De cara a la galería pública, Castro ha avalado los “planes y medidas” del Consejo de Defensa Nacional orientados a decretar el “Estado de Guerra”, mientras su gobernante designado y “único sobreviviente” de un relevo generacional fallido, Miguel Díaz-Canel, insiste en negar la existencia de conversaciones con Washington.

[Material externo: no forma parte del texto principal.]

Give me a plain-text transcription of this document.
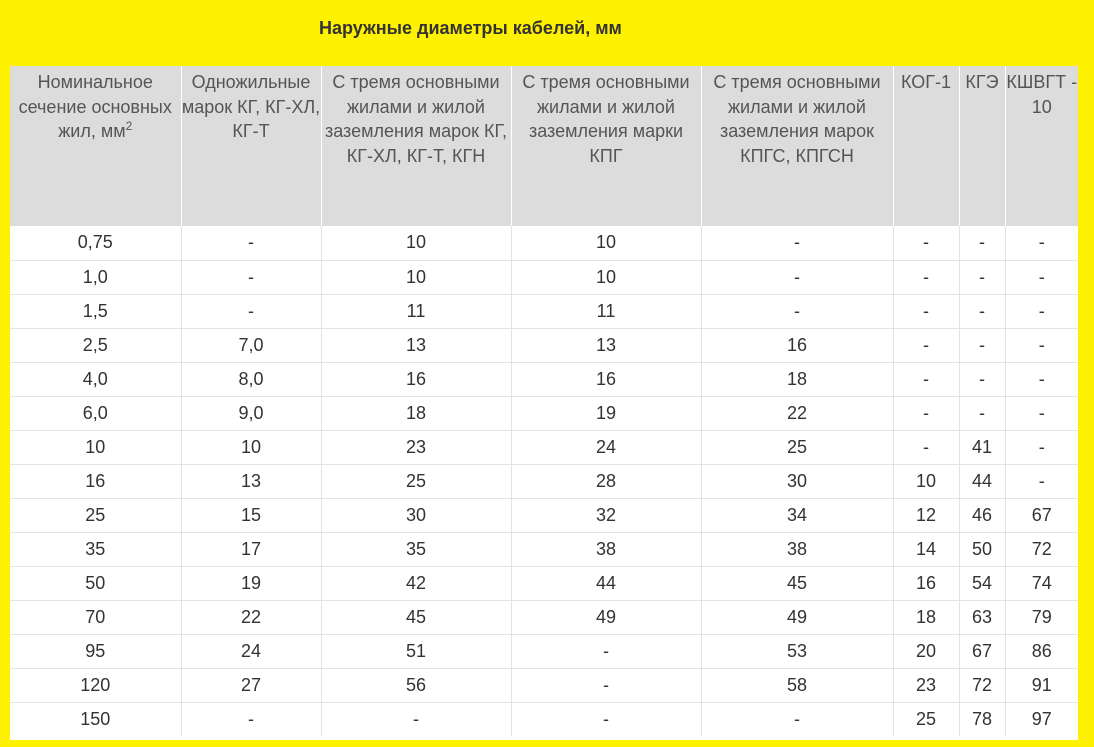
Наружные диаметры кабелей, мм
Номинальное сечение основных жил, $мм^2$	Одножильные марок КГ, КГ-ХЛ, КГ-Т	С тремя основными жилами и жилой заземления марок КГ, КГ-ХЛ, КГ-Т, КГН	С тремя основными жилами и жилой заземления марки КПГ	С тремя основными жилами и жилой заземления марок КПГС, КПГСН	КОГ-1	КГЭ	КШВГТ - 10
0,75	-	10	10	-	-	-	-
1,0	-	10	10	-	-	-	-
1,5	-	11	11	-	-	-	-
2,5	7,0	13	13	16	-	-	-
4,0	8,0	16	16	18	-	-	-
6,0	9,0	18	19	22	-	-	-
10	10	23	24	25	-	41	-
16	13	25	28	30	10	44	-
25	15	30	32	34	12	46	67
35	17	35	38	38	14	50	72
50	19	42	44	45	16	54	74
70	22	45	49	49	18	63	79
95	24	51	-	53	20	67	86
120	27	56	-	58	23	72	91
150	-	-	-	-	25	78	97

Raúl Castro sigue siendo la fuente de poder real en Cuba, aunque no ostente cargo público alguno. En julio de 2025, impulsó una reforma constitucional que eliminó el límite de edad de 60 años para los aspirantes a la presidencia, y meses después , canceló por carta la celebración del congreso del partido comunista, previsto para abril de este año.
Si no es con Raúl, ¿con quién negociar? ¿Quién es —o quien podría ser— el “Delcy Rodríguez” cubano? A diferencia de Venezuela —donde la captura de Nicolás Maduro permitió fracturar el núcleo del poder— Cuba es un fósil de la Guerra Fría con una estructura militar cerrada, heredera de una revolución armada y sostenida durante décadas por subsidios externos.

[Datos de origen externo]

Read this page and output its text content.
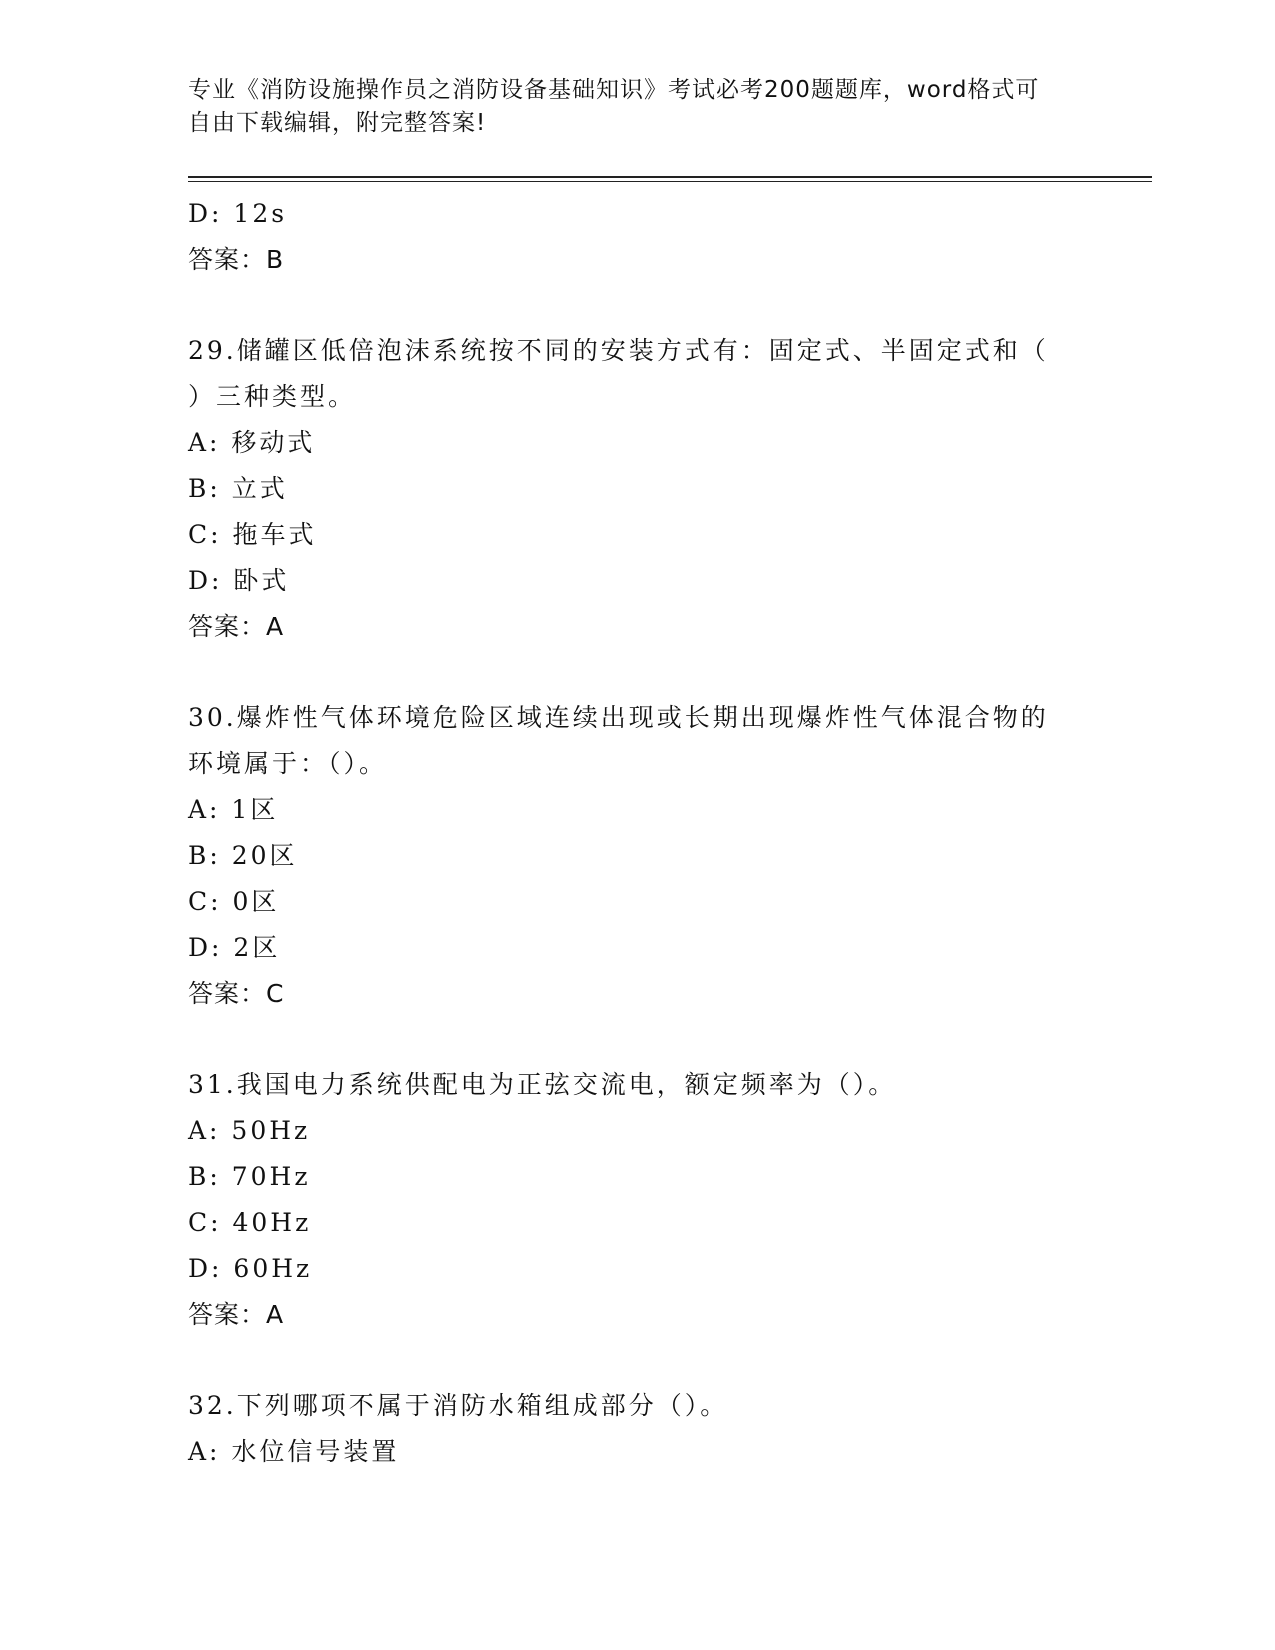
专业《消防设施操作员之消防设备基础知识》考试必考200题题库，word格式可
自由下载编辑，附完整答案!
D: 12s
答案：B
29.储罐区低倍泡沫系统按不同的安装方式有：固定式、半固定式和（
）三种类型。
A: 移动式
B: 立式
C: 拖车式
D: 卧式
答案：A
30.爆炸性气体环境危险区域连续出现或长期出现爆炸性气体混合物的
环境属于：（）。
A: 1区
B: 20区
C: 0区
D: 2区
答案：C
31.我国电力系统供配电为正弦交流电，额定频率为（）。
A: 50Hz
B: 70Hz
C: 40Hz
D: 60Hz
答案：A
32.下列哪项不属于消防水箱组成部分（）。
A: 水位信号装置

Desde Raúl hacia abajo, el poder permanece concentrado en la cúpula militar, los cuerpos de seguridad, la policía política y el aparato de espionaje, así como en el buró político del partido comunista. De los trece miembros del buro político, cuatro son generales: el ministro del interior, el secretario del consejo de ministros y los dos principales jefes de las fuerzas armadas.
El control del comercio exterior recae en familiares directos, mientras que una general, de plena confianza de Castro, administra el corporativo militar GAESA, que controla el 70% de la economía y los flujos financieros en divisas.
Los civiles visibles —Miguel Díaz-Canel, presidente y primer secretario del partido comunista, Manuel Marrero, primer ministro, Roberto Morales Ojeda, secretario de organización del partido, y Bruno Rodríguez Parrilla, ministro de Relaciones Exteriores— concentran apenas una cuota limitada de poder, siempre subordinada a la estructura militar.
Ninguno controla los resortes coercitivos ni el aparato económico-militar. Su autoridad es esencialmente administrativa y representativa, no estructural.
A diferencia de Venezuela, Cuba carece de un interlocutor civil autónomo con quien negociar. El poder no se transfiere: se administra dentro de un círculo extraordinariamente cerrado. Cualquier intento serio de cambio pasa por fracturar ese bloque.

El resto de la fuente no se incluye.